Use PyCharm with Databricks Connect for Python

Note

This article covers Databricks Connect for Databricks Runtime 13.0 and above.

This article covers how to use Databricks Connect for Python with PyCharm. Databricks Connect enables you to connect popular IDEs, notebook servers, and other custom applications to Databricks clusters. See What is Databricks Connect?.

Note

Before you begin to use Databricks Connect, you must set up the Databricks Connect client.

IntelliJ IDEA Ultimate provides plugin support for PyCharm with Python also. For details, see Python plug-in for IntelliJ IDEA Ultimate.

To use Databricks Connect with PyCharm and Python, follow these instructions for venv or Poetry.

Use PyCharm with venv and Databricks Connect for Python

  1. Start PyCharm.

  2. Create a project: click File > New Project.

  3. For Location, click the folder icon, and then select the path to the existing venv virtual environment that you created in Install Databricks Connect for Python.

  4. Select Previously configured interpreter.

  5. For Interpreter, click the ellipses.

  6. Click System Interpreter.

  7. For Interpreter, click the ellipses, and select the full path to the Python interpreter that is installed in the existing venv virtual environment. Then click OK.

    Tip

    The Python interpreter for a venv virtual environment is typically installed in </path-to-venv>/bin/python. For more information, see venv.

  8. Click OK again.

  9. Click Create.

  10. Click Create from Existing Sources.

  11. Add to the project a Python code (.py) file that contains either the example code or your own code. If you use your own code, at minimum you must initialize DatabricksSession as shown in the example code.

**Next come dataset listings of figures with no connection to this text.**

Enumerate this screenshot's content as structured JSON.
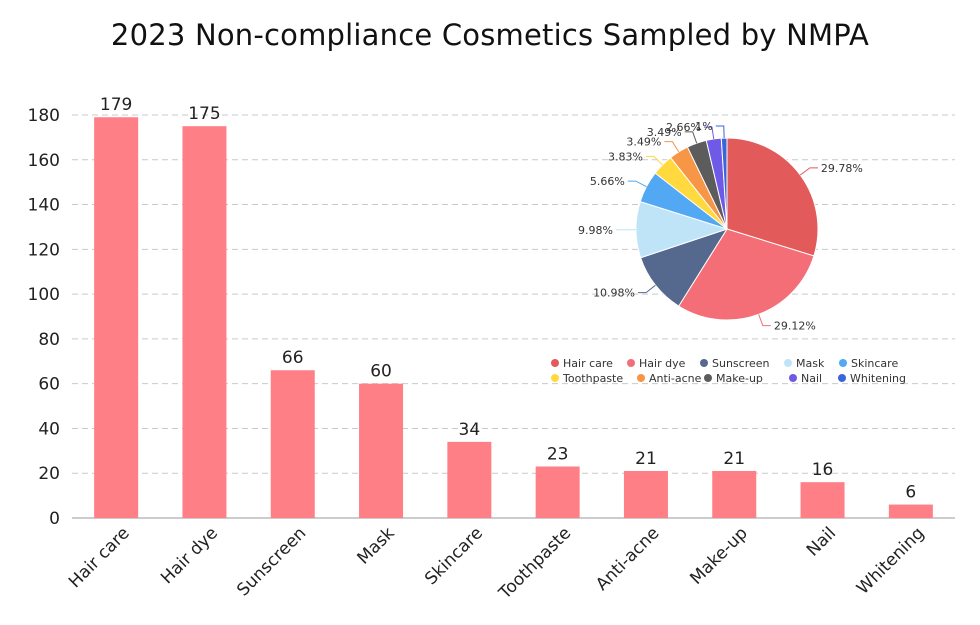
{
  "chart_data": [
    {
      "type": "bar",
      "title": "2023 Non-compliance Cosmetics Sampled by NMPA",
      "categories": [
        "Hair care",
        "Hair dye",
        "Sunscreen",
        "Mask",
        "Skincare",
        "Toothpaste",
        "Anti-acne",
        "Make-up",
        "Nail",
        "Whitening"
      ],
      "values": [
        179,
        175,
        66,
        60,
        34,
        23,
        21,
        21,
        16,
        6
      ],
      "ylim": [
        0,
        180
      ],
      "yticks": [
        0,
        20,
        40,
        60,
        80,
        100,
        120,
        140,
        160,
        180
      ],
      "grid": true,
      "bar_color": "#ff7f86"
    },
    {
      "type": "pie",
      "labels": [
        "Hair care",
        "Hair dye",
        "Sunscreen",
        "Mask",
        "Skincare",
        "Toothpaste",
        "Anti-acne",
        "Make-up",
        "Nail",
        "Whitening"
      ],
      "values": [
        29.78,
        29.12,
        10.98,
        9.98,
        5.66,
        3.83,
        3.49,
        3.49,
        2.66,
        1
      ],
      "value_labels": [
        "29.78%",
        "29.12%",
        "10.98%",
        "9.98%",
        "5.66%",
        "3.83%",
        "3.49%",
        "3.49%",
        "2.66%",
        "1%"
      ],
      "colors": [
        "#e25a5a",
        "#f46e78",
        "#55698f",
        "#bfe4f7",
        "#52a8f2",
        "#ffd93d",
        "#f79647",
        "#5c5c5c",
        "#6e5ae6",
        "#3a66d9"
      ],
      "legend_position": "bottom"
    }
  ]
}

  12. With the Python code file open, set any breakpoints where you want your code to pause while running.

  13. To run the code, click Run > Run. All Python code runs locally, while all PySpark code involving DataFrame operations runs on the cluster in the remote Databricks workspace and run responses are sent back to the local caller.

  14. To debug the code, click Run > Debug. All Python code is debugged locally, while all PySpark code continues to run on the cluster in the remote Databricks workspace. The core Spark engine code cannot be debugged directly from the client.

  15. Follow the on-screen instructions to start running or debugging the code.

For more specific run and debug instructions, see Run without any previous configuring and Debug.

Use PyCharm with Poetry and Databricks Connect for Python

  1. Start PyCharm.

  2. Create a project: click File > New Project.

  3. For Location, click the folder icon, and then select the path to the existing Poetry virtual environment that you created in Install Databricks Connect for Python.

  4. Select Previously configured interpreter.

  5. For Interpreter, click the ellipses.

  6. Click Poetry environment.

  7. For Interpreter, click the ellipses, and select the full path to the system version of the Python interpreter that is referenced from the existing Poetry virtual environment. Then click OK.

    Tip

    Be sure to select the path to the Python interpreter. Do not select the path to the Poetry executable.

    For information about where the system version of the Python interpreter is installed, see How to Add Python to PATH.

  8. Click OK again.

  9. Click Create.

  10. Click Create from Existing Sources.

  11. Add to the project a Python code (.py) file that contains either the example code or your own code. If you use your own code, at minimum you must initialize DatabricksSession as shown in the example code.

  12. With the Python code file open, set any breakpoints where you want your code to pause while running.

  13. To run the code, click Run > Run. All Python code runs locally, while all PySpark code involving DataFrame operations runs on the cluster in the remote Databricks workspace and run responses are sent back to the local caller.

  14. To debug the code, click Run > Debug. All Python code is debugged locally, while all PySpark code continues to run on the cluster in the remote Databricks workspace. The core Spark engine code cannot be debugged directly from the client.

  15. Follow the on-screen instructions to start running or debugging the code.

For more specific run and debug instructions, see Run without any previous configuring and Debug.